Fans visit the pub to stand on the spot where Reed collapsed, add graffiti to the wall and pay their respects to the man who had the crest of his regiment tattooed on the top of his penis. The man who owned a racehorse called C'mon My Son and who believed you met a better class of person in a pub. Oliver Reed's other claim to fame was spiking snooker player Alex Higgins' drink with aftershave.
Every round in The Pub is a tribute to his memory. Every hangover is dedicated to the man who described himself as "a tawdry character who explodes now and then". Reed famously lived the bar-room life to the fullest. He said: "I like the effect drink has on me. What's the point of staying sober?"
He would perhaps have a difficult time making sense of the airbrushed appearance of today's Hollywood stars. "I've made many serious mistakes," Reed admitted. "I just can't remember any of them."
He understood his unrefined reputation and even played to it.
"I use women as sex objects. Maybe I'm kinky. However, I like to talk to them as well."
A young man bumped into my table. "You can feel his presence, can't you?" His friend belched. "He's with us."

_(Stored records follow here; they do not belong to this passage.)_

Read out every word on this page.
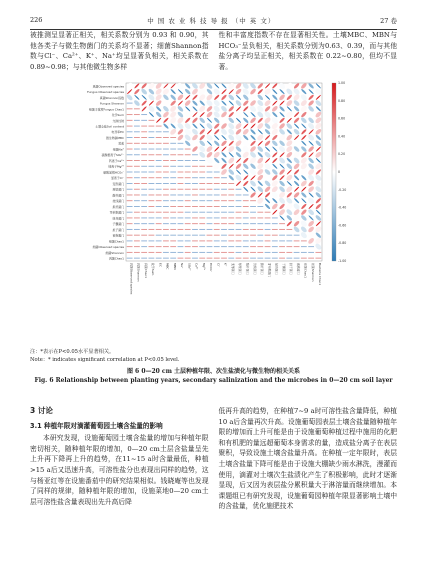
226	中 国 农 业 科 技 导 报 （中 英 文）	27 卷
被推测呈显著正相关，相关系数分别为 0.93 和 0.90，其他各类子与微生物菌门的关系均不显著；细菌Shannon指数与Cl⁻、Ca²⁺、K⁺、Na⁺均呈显著负相关，相关系数在 0.89~0.98；与其他微生物多样
性和丰富度指数不存在显著相关性。土壤MBC、MBN与HCO₃⁻呈负相关，相关系数分别为0.63、0.39，而与其他盐分离子均呈正相关，相关系数在 0.22~0.80，但均不显著。
真菌Observed species
Fungus Observed species
真菌Shannon指数
Fungus Shannon
细菌丰富度Fungus Chao1
化学Sum
交换性钠
土壤全盐Soil content
电导率EC
微生物碳MBC
氮素
细菌Na⁺
硫酸根离子SO₄²⁻
钙离子Ca²⁺
镁离子Mg²⁺
碳酸氢根HCO₃⁻
氯离子Cl⁻
变形菌门
厚壁菌门
酸杆菌门
放线菌门
拟杆菌门
芽单胞菌门
绿弯菌门
子囊菌门
担子菌门
被孢霉门
细菌Chao1
细菌Observed species
细菌Shannon
真菌Chao1
真菌Observed species	真菌Shannon	真菌Chao1	化学Sum	EC MBC MBN Na⁺ SO₄²⁻ Ca²⁺ Mg²⁺ HCO₃⁻ Cl⁻ K⁺ 变形菌门	厚壁菌门	酸杆菌门	放线菌门	拟杆菌门	芽单胞菌门	绿弯菌门	子囊菌门	担子菌门	被孢霉门	细菌Chao1	细菌Shannon	Bacteria Chao1
1.00
0.80
0.60
0.40
0.20
0
-0.20
-0.40
-0.60
-0.80
-1.00
注：*表示在P<0.05水平显著相关。
Note：* indicates significant correlation at P<0.05 level.
图 6 0—20 cm 土层种植年限、次生盐渍化与微生物的相关关系
Fig. 6 Relationship between planting years, secondary salinization and the microbes in 0—20 cm soil layer
3 讨论
3.1 种植年限对滴灌葡萄园土壤含盐量的影响
本研究发现，设施葡萄园土壤含盐量的增加与种植年限密切相关，随种植年限的增加，0—20 cm土层含盐量呈先上升再下降再上升的趋势，在11~15 a时含量最低，种植>15 a后又迅速升高，可溶性盐分也表现出同样的趋势，这与杨亚红等在设施番茄中的研究结果相似。钱晓庵等也发现了同样的规律，随种植年限的增加，设施菜地0—20 cm土层可溶性盐含量表现出先升高后降
低再升高的趋势，在种植7~9 a时可溶性盐含量降低，种植10 a后含量再次升高。设施葡萄园表层土壤含盐量随种植年限的增加而上升可能是由于设施葡萄种植过程中施用的化肥和有机肥的量远超葡萄本身需求的量，造成盐分离子在表层聚积，导致设施土壤含盐量升高。在种植一定年限时，表层土壤含盐量下降可能是由于设施大棚缺少雨水淋洗，漫灌而使用，滴灌对土壤次生盐渍化产生了积极影响，此时才逐渐显现，后又因为表层盐分累积量大于淋溶量而继续增加。本课题组已有研究发现，设施葡萄园种植年限显著影响土壤中的含盐量，优化施肥技术
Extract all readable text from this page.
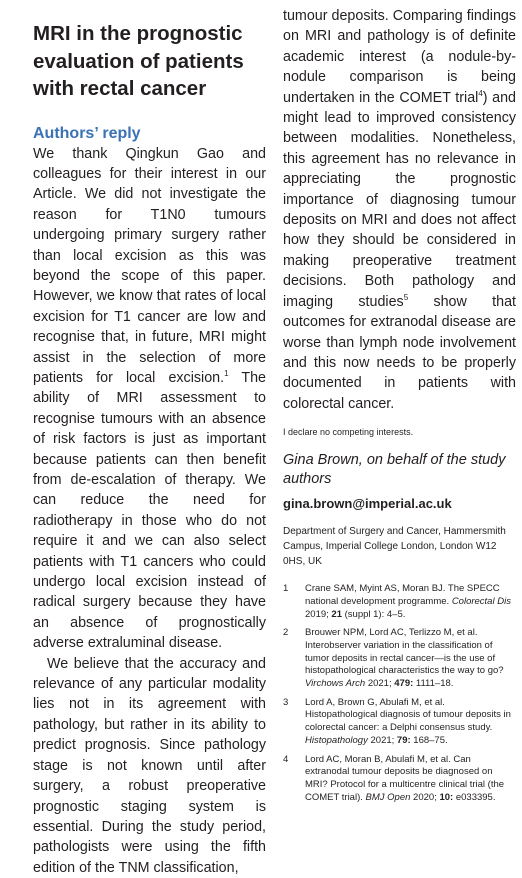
MRI in the prognostic
evaluation of patients
with rectal cancer
Authors’ reply

We thank Qingkun Gao and colleagues for their interest in our Article. We did not investigate the reason for T1N0 tumours undergoing primary surgery rather than local excision as this was beyond the scope of this paper. However, we know that rates of local excision for T1 cancer are low and recognise that, in future, MRI might assist in the selection of more patients for local excision.$^1$ The ability of MRI assessment to recognise tumours with an absence of risk factors is just as important because patients can then benefit from de-escalation of therapy. We can reduce the need for radiotherapy in those who do not require it and we can also select patients with T1 cancers who could undergo local excision instead of radical surgery because they have an absence of prognostically adverse extraluminal disease.

We believe that the accuracy and relevance of any particular modality lies not in its agreement with pathology, but rather in its ability to predict prognosis. Since pathology stage is not known until after surgery, a robust preoperative prognostic staging system is essential. During the study period, pathologists were using the fifth edition of the TNM classification,

tumour deposits. Comparing findings on MRI and pathology is of definite academic interest (a nodule-by-nodule comparison is being undertaken in the COMET trial$^4$) and might lead to improved consistency between modalities. Nonetheless, this agreement has no relevance in appreciating the prognostic importance of diagnosing tumour deposits on MRI and does not affect how they should be considered in making preoperative treatment decisions. Both pathology and imaging studies$^5$ show that outcomes for extranodal disease are worse than lymph node involvement and this now needs to be properly documented in patients with colorectal cancer.

I declare no competing interests.

Gina Brown, on behalf of the study authors

gina.brown@imperial.ac.uk

Department of Surgery and Cancer, Hammersmith Campus, Imperial College London, London W12 0HS, UK

1	Crane SAM, Myint AS, Moran BJ. The SPECC national development programme. Colorectal Dis 2019; 21 (suppl 1): 4–5.
2	Brouwer NPM, Lord AC, Terlizzo M, et al. Interobserver variation in the classification of tumor deposits in rectal cancer—is the use of histopathological characteristics the way to go? Virchows Arch 2021; 479: 1111–18.
3	Lord A, Brown G, Abulafi M, et al. Histopathological diagnosis of tumour deposits in colorectal cancer: a Delphi consensus study. Histopathology 2021; 79: 168–75.
4	Lord AC, Moran B, Abulafi M, et al. Can extranodal tumour deposits be diagnosed on MRI? Protocol for a multicentre clinical trial (the COMET trial). BMJ Open 2020; 10: e033395.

A man read out loud from a newspaper cutting pasted to the wall: "I want to be buried. As I would much rather end up as fertiliser under a sunflower which is eventually made into sunflower seed oil so that one day a pretty girl will rub me on her Bristols as she suns herself on a beach in the Caribbean."
A pretty woman challenged me to an arm-wrestling contest. For a beer. In memory of Ollie. In the pub where he arm wrestled for the last time. I couldn't refuse - and I was still thirsty.
We both knew the rules. As Ollie knew the rules. Both thumb knuckles must be kept in view at all time. Shoulder no less than a fist away from the hand. One foot on ground. One elbow on a beer coaster. It was over within two seconds. Never wrestle with Royal Navy personnel.
My debt paid, we toasted Ollie with a bottle of the local beer, Cisc, using the house toast: "Down the hatch and cheers to us all. If there's life ever after, we'll all have a ball."
Reed's last round
The actor's final unpaid bar tab is framed on the wall of The Pub in Malta: Eight lagers, 12 double rums and half a bottle of whisky.